GPU-based Implementations of MM Algorithms. Application to Spectroscopy Signal Restoration

Restoration of analytical chemistry data from degraded physical acquisitions is an important task for chemists to obtain accurate component analysis and sound interpretation. The high-dimensional nature of these signals and the large amount of data to be processed call for fast and efficient reconstruction methods. Existing works have primarily relied on optimization algorithms to solve a penalized formulation. Although very powerful, such methods can be computationally heavy, and hyperparameter tuning can be a tedious task for non-experts. Another family of approaches explored recently consists in adopting deep learning to perform the signal recovery task in a supervised fashion. Although fast, thanks to their formulations amenable to GPU implementations, these methods usually need large annotated databases and are not explainable.
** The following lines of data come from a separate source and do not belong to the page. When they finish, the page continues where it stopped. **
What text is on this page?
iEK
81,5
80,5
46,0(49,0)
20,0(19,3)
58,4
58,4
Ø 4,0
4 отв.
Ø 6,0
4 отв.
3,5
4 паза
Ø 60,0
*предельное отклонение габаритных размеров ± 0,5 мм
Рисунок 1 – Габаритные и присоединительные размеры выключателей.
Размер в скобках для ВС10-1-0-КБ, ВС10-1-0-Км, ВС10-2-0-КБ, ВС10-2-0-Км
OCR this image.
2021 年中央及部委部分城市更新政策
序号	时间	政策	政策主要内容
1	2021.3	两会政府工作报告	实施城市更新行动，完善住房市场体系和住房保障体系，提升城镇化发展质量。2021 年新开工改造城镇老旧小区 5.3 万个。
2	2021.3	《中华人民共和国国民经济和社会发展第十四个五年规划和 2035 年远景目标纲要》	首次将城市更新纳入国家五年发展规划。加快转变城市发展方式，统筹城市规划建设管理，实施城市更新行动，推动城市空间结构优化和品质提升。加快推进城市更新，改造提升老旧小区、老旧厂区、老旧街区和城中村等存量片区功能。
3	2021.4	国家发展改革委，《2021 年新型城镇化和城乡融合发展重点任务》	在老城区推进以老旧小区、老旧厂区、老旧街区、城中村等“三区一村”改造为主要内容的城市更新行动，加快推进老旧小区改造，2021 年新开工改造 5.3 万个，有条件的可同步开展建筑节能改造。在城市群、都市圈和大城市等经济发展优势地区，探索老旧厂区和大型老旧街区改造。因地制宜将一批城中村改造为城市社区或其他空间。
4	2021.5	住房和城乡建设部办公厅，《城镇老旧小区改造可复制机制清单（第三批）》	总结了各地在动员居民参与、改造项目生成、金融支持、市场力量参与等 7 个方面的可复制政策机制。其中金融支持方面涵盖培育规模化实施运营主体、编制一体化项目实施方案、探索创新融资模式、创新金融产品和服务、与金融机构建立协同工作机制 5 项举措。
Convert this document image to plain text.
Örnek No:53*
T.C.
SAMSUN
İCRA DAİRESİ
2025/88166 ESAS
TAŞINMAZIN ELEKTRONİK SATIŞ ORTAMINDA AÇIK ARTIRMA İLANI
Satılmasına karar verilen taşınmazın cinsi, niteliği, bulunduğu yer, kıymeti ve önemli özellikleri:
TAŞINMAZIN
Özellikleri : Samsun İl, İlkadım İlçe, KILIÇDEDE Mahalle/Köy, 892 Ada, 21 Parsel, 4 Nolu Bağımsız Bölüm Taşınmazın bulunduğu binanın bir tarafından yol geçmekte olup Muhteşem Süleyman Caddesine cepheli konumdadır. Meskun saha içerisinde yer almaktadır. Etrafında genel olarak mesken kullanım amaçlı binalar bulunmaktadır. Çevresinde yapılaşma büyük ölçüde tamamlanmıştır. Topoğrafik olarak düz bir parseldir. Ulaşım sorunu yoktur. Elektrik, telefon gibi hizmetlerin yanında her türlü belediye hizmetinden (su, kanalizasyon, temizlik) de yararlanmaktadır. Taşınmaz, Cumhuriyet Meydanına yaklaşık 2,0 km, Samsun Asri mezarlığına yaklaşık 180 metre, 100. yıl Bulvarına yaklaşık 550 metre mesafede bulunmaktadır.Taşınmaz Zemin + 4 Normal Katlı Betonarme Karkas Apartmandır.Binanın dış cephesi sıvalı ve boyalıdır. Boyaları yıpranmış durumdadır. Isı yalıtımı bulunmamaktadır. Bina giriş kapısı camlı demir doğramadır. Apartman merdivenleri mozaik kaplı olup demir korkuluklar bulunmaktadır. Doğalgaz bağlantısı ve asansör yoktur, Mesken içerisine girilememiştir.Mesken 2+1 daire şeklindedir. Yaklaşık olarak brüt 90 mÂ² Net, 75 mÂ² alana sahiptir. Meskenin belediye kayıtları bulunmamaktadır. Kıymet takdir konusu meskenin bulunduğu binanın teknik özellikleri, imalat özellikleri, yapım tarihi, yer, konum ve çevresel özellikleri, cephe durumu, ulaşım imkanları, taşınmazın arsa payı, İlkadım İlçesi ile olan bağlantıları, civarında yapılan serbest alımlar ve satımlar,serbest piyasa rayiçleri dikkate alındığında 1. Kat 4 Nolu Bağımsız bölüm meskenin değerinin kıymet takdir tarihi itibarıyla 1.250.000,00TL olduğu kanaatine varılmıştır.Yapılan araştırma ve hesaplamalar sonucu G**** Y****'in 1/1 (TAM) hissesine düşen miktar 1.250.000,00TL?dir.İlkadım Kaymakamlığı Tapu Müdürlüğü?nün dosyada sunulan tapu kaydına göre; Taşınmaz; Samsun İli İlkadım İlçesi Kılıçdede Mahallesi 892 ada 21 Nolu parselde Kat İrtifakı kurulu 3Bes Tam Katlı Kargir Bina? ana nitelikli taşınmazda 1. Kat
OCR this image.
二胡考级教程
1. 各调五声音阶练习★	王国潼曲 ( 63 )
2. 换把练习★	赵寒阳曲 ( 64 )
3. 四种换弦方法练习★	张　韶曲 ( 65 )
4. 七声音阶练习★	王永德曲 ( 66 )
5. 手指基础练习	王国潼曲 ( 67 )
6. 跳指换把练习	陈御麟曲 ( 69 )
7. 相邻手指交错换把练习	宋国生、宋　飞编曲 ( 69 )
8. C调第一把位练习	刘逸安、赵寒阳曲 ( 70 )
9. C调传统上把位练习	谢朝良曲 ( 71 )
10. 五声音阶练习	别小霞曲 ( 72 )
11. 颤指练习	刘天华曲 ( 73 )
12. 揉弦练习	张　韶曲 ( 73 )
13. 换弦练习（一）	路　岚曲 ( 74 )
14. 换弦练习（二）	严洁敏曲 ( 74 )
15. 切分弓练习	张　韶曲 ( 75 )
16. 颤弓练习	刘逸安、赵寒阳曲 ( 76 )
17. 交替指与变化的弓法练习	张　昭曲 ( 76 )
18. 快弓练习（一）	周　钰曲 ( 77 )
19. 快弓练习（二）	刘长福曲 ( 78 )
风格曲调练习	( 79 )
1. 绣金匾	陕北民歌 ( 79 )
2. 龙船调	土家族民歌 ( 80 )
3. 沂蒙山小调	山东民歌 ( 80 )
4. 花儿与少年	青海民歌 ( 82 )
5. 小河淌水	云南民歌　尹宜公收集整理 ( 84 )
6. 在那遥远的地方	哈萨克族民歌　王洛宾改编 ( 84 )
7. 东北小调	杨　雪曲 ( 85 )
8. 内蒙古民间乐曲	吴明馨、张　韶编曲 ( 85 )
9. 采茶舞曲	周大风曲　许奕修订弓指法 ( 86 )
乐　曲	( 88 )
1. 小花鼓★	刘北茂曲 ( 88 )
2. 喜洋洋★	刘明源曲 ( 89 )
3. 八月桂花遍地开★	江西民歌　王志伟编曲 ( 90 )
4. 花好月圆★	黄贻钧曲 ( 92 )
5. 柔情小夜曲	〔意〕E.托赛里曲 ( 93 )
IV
In this work, we propose to combine the best of both worlds, by proposing unfolded Majorization-Minimization (MM) algorithms with the aim to reach fast and accurate methods for sparse spectroscopy signal restoration. Two state-of-the-art iterative MM algorithms are unfolded onto deep network architectures. This allows both the deployment of GPU-friendly tools for accelerated implementation, as well as the introduction of a supervised learning strategy for tuning automatically the regularization parameter. The effectiveness of our approach is demonstrated on the restoration of a large dataset of realistic mass spectrometry data.